Outside clinical trials, Paul A. Bunn Jr, MD, who served as moderator for the OncLive® program, noted that actionable treatments will rely on the identification of these fusions through testing in clinical practice. Bunn is a 2014 Giants of Cancer Care® award winner in the lung cancer category, the James Dudley Chair in Cancer Research, and distinguished professor of medicine–medical oncology at the University of Colorado School of Medicine in Aurora.
Bunn cited data from the 2021 American Society of Clinical Oncology Meeting that showed that rates of testing for mutations in community practice are low. Specifically, results showed that among 3474 adults with non–small cell lung cancer (NSCLC), 90% underwent testing for 1 biomarker, but less than half (46%) received testing for 5 actionable mutations, including ALK, BRAF, EGFR, ROS1, and PD-L1.8
He posed the question: “[Because NRG1] is detected by RNA sequencing, what do you think should be the standard testing? Do you believe everybody should have RNA and DNA testing, or should people have selective testing?”
Subramanian said that as investigators continue to evaluate the efficacy of novel NRG1-targeted agents, awareness will play a large role in the community setting in terms of integrating testing as standard practice. “My personal opinion is that we should be testing everybody, and we should be using both DNA and RNA,” he said. “[Data from] the NRG1 registry show that in approximately 75% of patients with NRG1 fusions, they were detected by an RNA sequencing platform; approximately 25% DNA-based deduction was reported.” He added that RNA sequencing–based deduction combined with DNA-based deduction appears to provide the highest likelihood of detecting NRG1 fusions.
Subramanian concluded that testing is particularly important among patients with NSCLC. “We can see that NRG1 fusions are not necessarily specific to 1 subtype of NSCLC. It’s a little bit more diverse across the histologic subtypes, and we see that standard-of-care treatments for these patients—chemotherapy, immunotherapy, or even afatinib—do not hold a lot of promise. Identifying this fusion and, hopefully, having available either a [tyrosine kinase inhibitor] or a monoclonal antibody might be the best option for these patients.”

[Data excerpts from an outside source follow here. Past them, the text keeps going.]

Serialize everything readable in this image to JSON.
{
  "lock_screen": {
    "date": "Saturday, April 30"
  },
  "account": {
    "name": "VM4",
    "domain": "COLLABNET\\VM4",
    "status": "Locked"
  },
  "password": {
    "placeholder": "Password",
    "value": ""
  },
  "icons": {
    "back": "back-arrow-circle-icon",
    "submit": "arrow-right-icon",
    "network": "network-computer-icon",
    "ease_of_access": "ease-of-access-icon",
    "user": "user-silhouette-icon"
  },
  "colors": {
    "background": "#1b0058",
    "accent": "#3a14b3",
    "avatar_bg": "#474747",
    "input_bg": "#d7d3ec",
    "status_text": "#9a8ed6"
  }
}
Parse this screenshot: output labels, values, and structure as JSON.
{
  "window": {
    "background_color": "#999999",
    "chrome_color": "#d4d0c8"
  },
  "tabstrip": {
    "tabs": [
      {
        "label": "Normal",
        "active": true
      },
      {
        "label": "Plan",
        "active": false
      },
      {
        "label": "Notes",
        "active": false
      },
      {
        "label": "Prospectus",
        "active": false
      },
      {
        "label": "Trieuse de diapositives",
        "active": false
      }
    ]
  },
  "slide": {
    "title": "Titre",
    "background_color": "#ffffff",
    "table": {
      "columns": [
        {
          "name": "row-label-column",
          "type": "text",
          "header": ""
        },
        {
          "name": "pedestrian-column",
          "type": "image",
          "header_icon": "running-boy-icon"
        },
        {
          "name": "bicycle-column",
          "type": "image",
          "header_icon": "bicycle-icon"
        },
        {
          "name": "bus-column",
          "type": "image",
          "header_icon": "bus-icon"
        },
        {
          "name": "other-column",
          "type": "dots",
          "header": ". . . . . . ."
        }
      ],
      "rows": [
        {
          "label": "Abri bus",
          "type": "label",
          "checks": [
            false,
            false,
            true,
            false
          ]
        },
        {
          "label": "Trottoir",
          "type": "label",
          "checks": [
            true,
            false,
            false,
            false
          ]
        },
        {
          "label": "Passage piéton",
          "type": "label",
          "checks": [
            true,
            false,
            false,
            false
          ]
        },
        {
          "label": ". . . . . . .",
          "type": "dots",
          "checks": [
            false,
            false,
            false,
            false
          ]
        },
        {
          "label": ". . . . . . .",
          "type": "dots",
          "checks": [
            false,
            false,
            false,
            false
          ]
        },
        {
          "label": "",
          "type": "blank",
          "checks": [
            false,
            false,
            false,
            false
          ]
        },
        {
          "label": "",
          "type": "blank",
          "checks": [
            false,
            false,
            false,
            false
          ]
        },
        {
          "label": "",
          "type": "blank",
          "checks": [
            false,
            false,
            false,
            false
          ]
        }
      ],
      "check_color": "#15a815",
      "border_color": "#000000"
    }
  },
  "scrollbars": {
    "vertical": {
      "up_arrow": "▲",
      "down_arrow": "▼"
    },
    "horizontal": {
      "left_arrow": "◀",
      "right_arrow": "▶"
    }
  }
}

Room for optimism exists in the community setting, said Subramanian, who added, “We interact with a lot of colleagues in the community, and there is awareness that molecular testing is important. The problem is for a busy community oncologist who is seeing 20 to 30 patients—they are not chasing after testing….Promoting testing and making sure it gets incorporated with an [electronic medical record] would be key [to ensure] ordering and testing can be done far more easily for these busy clinicians.”